Hypothesis: Eosinophil-derived IL-4/IL-13 triggers a fibro/adipogenic progenitor (FAP)–mediated burst of specialized pro‑resolving mediators that clear senescent satellite cells and amplify muscle regeneration in aged tissue

Core Idea

We propose that the regenerative benefit of eosinophil transfer in aged muscle is not limited to IL‑4/IL-13–driven FAP support of myogenesis but also depends on eosinophil‑induced FAP production of specialized pro‑resolving mediators (SPMs) such as resolvin D1 and protectin D1. These SPMs enhance efferocytic clearance of senescent satellite cells and muscle‑resident macrophages, thereby reducing the senescent‑associated secretory phenotype (SASP) and creating a permissive niche for satellite‑cell activation and proliferation.

Mechanistic Rationale

1. Eosinophil IL-4/IL-13 → FAP reprogramming – IL-4/IL-13 signaling in FAPs upregulates enzymes 15-LOX and COX-2, precursors for SPM synthesis (see IL-4 drives FAP activation).
2. SPM-mediated senescent cell clearance – Resolvin D1 binds GPR32 on macrophages, increasing phagocytic uptake of senescent satellite cells marked by phosphatidylserine exposure (supported by SPMs promote efferocytosis).
3. SASP attenuation – Clearance of senescent cells reduces IL-6, TGF-β, and MMP-9 secretion, lowering fibro‑adipogenic degeneration.
4. Amplified satellite-cell response – Lower SASP levels relieve inhibition of Pax7-MyoD axis, while SPMs also directly stimulate satellite-cell proliferation via ALX/FPR2 receptors (as shown in SPMs stimulate myoblast proliferation).

Testable Predictions

• Prediction 1: Aged mice receiving young eosinophil transfers will show a ≥2‑fold increase in resolvin D1 and protectin D1 levels in gastrocnemius homogenates compared with saline controls.
• Prediction 2: Pharmacological blockade of GPR32 (resolvin D1 receptor) will abolish the eosinophil‑transfer‑induced reduction in senescent satellite‑cell (p16^Ink4a^+ Pax7^+) frequency.
• Prediction 3: Combined eosinophil transfer with low‑dose IL-5 (to sustain eosinophil numbers) will yield greater gains in grip strength and fiber cross‑sectional area than eosinophil transfer alone, without inducing perforin‑mediated necrosis.
• Prediction 4: FAP-specific deletion of 15-LOX (Alox15) will prevent the eosinophil‑transfer‑mediated rise in SPMs and block improvements in satellite-cell activation, confirming the FAP‑SPM axis.

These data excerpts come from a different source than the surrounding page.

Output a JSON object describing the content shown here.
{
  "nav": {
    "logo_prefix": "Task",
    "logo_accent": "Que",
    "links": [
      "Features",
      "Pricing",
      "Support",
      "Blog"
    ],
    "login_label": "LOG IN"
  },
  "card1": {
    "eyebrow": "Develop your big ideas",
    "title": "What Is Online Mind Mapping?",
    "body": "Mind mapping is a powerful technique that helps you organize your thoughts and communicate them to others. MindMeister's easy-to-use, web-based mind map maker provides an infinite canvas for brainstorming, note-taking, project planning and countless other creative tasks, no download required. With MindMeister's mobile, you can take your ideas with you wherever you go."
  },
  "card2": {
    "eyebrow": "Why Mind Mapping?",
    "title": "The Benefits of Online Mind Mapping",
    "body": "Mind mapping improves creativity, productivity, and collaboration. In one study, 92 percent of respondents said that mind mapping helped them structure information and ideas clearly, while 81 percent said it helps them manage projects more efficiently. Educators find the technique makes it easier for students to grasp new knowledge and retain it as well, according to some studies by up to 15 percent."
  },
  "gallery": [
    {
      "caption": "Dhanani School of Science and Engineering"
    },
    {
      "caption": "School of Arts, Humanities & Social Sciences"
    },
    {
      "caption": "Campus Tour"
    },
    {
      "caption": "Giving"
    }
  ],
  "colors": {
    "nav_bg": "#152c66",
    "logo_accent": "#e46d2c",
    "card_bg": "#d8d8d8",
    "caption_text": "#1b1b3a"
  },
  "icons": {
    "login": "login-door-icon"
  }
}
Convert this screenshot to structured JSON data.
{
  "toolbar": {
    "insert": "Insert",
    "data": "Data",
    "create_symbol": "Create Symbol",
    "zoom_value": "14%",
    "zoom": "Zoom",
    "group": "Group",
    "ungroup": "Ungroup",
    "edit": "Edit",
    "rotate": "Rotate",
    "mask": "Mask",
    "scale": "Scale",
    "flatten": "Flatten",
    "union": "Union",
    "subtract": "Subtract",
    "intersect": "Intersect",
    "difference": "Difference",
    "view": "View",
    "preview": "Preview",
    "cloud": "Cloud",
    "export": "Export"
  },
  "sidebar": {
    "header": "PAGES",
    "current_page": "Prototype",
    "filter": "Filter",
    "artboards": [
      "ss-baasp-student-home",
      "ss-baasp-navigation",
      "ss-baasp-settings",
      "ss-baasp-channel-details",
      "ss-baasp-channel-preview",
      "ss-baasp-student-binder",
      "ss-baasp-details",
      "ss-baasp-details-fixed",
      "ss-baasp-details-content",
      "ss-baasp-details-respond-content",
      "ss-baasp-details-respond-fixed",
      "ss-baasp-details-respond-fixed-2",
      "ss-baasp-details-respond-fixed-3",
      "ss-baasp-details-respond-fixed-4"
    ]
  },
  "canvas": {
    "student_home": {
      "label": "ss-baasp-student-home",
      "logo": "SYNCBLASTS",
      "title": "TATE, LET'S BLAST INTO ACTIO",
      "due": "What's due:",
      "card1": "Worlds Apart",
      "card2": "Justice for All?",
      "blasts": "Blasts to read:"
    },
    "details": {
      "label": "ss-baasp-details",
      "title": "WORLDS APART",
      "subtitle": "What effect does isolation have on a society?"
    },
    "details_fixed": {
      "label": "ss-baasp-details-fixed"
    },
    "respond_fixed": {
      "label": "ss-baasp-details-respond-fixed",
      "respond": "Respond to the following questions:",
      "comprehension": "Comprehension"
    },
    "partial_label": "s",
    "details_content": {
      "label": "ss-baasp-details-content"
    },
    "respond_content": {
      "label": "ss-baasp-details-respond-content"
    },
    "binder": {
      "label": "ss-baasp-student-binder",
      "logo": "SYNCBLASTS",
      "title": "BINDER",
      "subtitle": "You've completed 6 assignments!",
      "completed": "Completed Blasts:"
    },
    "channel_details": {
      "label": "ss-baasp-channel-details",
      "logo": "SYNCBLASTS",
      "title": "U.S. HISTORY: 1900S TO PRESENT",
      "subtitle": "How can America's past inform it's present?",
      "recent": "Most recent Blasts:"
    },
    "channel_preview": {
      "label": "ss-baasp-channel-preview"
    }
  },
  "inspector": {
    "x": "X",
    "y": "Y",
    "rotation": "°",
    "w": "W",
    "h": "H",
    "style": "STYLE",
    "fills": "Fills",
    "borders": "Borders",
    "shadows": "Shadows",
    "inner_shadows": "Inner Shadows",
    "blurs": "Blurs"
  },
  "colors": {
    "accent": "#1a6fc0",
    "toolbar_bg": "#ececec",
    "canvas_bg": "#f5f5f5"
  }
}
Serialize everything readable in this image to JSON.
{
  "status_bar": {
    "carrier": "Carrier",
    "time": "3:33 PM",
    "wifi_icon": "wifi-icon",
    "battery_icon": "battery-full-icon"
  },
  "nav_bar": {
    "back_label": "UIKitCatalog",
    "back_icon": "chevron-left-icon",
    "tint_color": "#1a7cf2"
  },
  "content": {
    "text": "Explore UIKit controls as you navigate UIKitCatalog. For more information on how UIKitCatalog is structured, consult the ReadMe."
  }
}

Experimental Design (brief)

• Use 24‑month‑old C57BL/6 mice; groups: (1) saline, (2) young eosinophil transfer, (3) eosinophil transfer + GPR32 antagonist, (4) eosinophil transfer + low‑dose IL-5, (5) FAP‑Alox15 KO + eosinophil transfer.
• Measure tissue SPMs by LC‑MS/MS, senescent satellite cells by flow cytometry (p16^Ink4a^+ Pax7^+), muscle force via grip strength and in‑vivo tetanic tension, histology for fibrosis (Masson’s trichrome) and fiber size.
• Statistical analysis: ANOVA with post‑hoc Tukey; n≥8 per group for power 0.8.

Falsifiability

If eosinophil transfer fails to elevate muscle SPMs, or if SPM receptor blockade does not senescent‑cell accumulation or functional gains, the hypothesis is refuted. Conversely, confirming the predictions would support a novel eosinophil‑FAP‑SPM‑senescence axis as a therapeutic lever for sarcopenia.

Broader Impact

Targeting the eosinophil‑FAP‑SPM pathway could allow modulation of muscle repair without the risks of broad IL-5 elevation, offering a safer route to counteract age‑related muscle wasting.